November 23, 2020 | 2-minute read

Read Stories > Be Mindful of Your Alcohol Use During the Holidays

During the winter months, cold days are punctuated with warm holiday celebrations, time-honored family traditions, and peace and joy.

Though that picture is true for many in our nation, some people, including Veterans, may experience a holiday season filled with stress, loneliness, or depression. These feelings can lead to unhealthy behaviors, like misusing drugs or drinking too much.

From toasts at Thanksgiving to Christmas egg nog and New Year’s champagne, drinking is woven into many year-end social events. Even the celebratory atmosphere of watching a football game with family members can spur people to drink.

That’s what got to Lisa, a U.S. Marine Corps Veteran. She had completed treatment for substance misuse but hadn’t given up alcohol entirely when she went to watch a football game at her brother’s house.

“It was after a Raiders game, and I was drinking, and I decided to drive home,” Lisa explains. “I could have walked home — I only lived about a mile [away].” Instead, she ended up with a DUI and spent 30 days in treatment.

This time, though, therapy showed Lisa that her substance use was largely rooted in anger, trauma, and depression, and she was able to stop drinking for good. “When I walked out of that treatment facility, I felt like I had a new outlook on life, a new freedom, and a new happiness,” she says.

Is the season the reason?

What causes some people to drink more at holiday time? Drinking too much can begin with trying to relax or celebrate, or it may stem from an attempt to dull difficult memories or ease stressful situations. The holiday season provides both the motive and means to overindulge.
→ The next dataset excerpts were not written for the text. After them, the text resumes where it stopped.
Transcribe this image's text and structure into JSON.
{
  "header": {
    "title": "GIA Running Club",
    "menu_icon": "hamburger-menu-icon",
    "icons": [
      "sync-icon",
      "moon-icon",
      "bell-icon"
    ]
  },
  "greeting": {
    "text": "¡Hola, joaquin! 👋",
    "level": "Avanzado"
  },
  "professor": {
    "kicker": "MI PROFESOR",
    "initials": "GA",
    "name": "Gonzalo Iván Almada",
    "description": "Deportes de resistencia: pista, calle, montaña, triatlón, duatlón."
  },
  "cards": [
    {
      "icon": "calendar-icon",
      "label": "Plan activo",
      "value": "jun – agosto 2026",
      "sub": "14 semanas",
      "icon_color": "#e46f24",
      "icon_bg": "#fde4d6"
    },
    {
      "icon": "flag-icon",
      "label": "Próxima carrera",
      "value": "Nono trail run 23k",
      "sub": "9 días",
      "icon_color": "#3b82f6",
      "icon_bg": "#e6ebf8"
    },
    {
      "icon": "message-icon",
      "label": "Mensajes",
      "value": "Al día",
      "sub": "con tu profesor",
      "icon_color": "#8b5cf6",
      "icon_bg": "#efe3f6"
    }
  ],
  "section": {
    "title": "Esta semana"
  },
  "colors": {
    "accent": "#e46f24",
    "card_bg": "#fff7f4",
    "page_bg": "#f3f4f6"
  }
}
End-of-year holidays can lead to increased pressures or stress, whether from decorating a house or experiencing homelessness, planning a meal or trying to find one, buying presents for 30 people or feeling guilty that you can’t do more. The busy nature of holiday shopping, planning, decorating, and traveling can become overwhelming, and these activities can be connected with emotional stressors like seeing your family, not seeing your family (a particular concern when physical distancing is required), or having no family to see. In addition, shorter days with less sunlight can intensify depression and bring about seasonal affective disorder (also called the “winter blues”).

Resources for evaluating your alcohol use

If you are concerned about drinking or maintaining sobriety around the holidays — or throughout the year — explore these sources of information and support for Veterans:

“It just doesn’t happen overnight,” Lisa says. “You have to be willing to look at your part in things, and it’s a lifetime process. It’s OK to ask for help.”